In the realm of chemistry and physics, being adept at converting units is an essential skill. For gases, this becomes particularly important because the Ideal Gas Law involves units for pressure (P), volume (V), and temperature (T) that must be compatible.
To accurately calculate the density of a gas, as seen in our example, the pressure in mmHg must be converted to atm, and the temperature from Celsius to Kelvin. This is because the value of the ideal gas constant (R) is usually given in units of atm, L, mol, and K, therefore, having consistent units throughout the calculation is vital.
As a quick reference:

• To convert pressure from mmHg to atm, divide by 760 (since 760 mmHg = 1 atm).
• To convert temperature from Celsius to Kelvin, add 273.15.

This ensures that all the values are compatible when plugged into the Ideal Gas Law or any related formula.
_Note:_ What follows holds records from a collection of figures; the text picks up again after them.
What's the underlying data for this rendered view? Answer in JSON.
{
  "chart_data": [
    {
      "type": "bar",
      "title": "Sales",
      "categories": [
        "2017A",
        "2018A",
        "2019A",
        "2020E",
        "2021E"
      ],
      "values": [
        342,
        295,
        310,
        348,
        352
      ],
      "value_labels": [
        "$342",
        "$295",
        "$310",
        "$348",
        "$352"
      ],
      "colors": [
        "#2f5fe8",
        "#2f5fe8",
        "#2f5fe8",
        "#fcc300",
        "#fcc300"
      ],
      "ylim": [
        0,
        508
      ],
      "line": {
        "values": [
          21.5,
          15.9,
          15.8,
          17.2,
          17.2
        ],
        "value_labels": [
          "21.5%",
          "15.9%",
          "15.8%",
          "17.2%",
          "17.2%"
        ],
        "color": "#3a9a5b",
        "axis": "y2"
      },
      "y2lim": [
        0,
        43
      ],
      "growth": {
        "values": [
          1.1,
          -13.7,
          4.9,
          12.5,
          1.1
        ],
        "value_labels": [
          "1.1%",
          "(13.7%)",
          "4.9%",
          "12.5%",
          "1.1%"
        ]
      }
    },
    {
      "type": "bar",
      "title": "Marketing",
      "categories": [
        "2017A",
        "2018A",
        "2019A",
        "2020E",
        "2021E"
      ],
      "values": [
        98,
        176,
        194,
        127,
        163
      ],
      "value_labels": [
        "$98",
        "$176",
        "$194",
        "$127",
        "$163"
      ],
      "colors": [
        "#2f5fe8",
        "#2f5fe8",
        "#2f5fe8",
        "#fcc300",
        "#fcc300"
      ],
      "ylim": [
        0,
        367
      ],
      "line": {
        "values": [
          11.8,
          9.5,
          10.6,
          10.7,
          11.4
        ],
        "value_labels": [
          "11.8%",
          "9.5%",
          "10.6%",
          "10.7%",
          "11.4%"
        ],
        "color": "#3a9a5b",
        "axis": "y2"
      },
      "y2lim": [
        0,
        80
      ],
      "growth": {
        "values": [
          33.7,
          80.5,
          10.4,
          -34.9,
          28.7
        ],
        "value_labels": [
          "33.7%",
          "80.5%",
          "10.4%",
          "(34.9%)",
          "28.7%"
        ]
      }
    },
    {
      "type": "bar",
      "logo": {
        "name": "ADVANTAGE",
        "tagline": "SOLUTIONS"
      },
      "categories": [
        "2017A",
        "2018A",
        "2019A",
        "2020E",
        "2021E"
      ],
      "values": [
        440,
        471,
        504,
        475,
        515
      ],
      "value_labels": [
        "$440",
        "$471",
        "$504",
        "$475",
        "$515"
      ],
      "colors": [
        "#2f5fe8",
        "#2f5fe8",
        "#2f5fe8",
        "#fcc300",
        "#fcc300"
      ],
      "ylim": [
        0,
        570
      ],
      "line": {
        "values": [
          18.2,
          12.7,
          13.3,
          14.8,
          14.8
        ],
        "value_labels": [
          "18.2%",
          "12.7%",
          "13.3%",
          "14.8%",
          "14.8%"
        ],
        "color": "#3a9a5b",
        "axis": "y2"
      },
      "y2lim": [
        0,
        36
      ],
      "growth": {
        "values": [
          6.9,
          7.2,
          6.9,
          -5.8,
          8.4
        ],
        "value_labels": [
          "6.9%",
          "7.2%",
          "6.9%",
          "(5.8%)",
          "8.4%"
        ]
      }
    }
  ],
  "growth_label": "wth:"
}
Molar mass, often represented with the symbol \(M\), is a key factor when calculating the density of a gas using the Ideal Gas Law. It is defined as the mass of one mole of a substance and is typically expressed in grams per mole (g/mol).
Knowing the molar mass of a compound like hydrogen bromide (HBr), which is 80.91 g/mol, allows us to relate the mass of the gas to the number of moles present. This information is crucial when rearranging the Ideal Gas Law to solve for density. The molar mass becomes an intermediary variable that bridges moles and mass, making it possible to calculate density if the other conditions (pressure, volume, and temperature) are known.
In practice, the molar mass is obtained from the periodic table by adding the atomic masses of the constituent elements in a compound (1 mole of H + 1 mole of Br for HBr).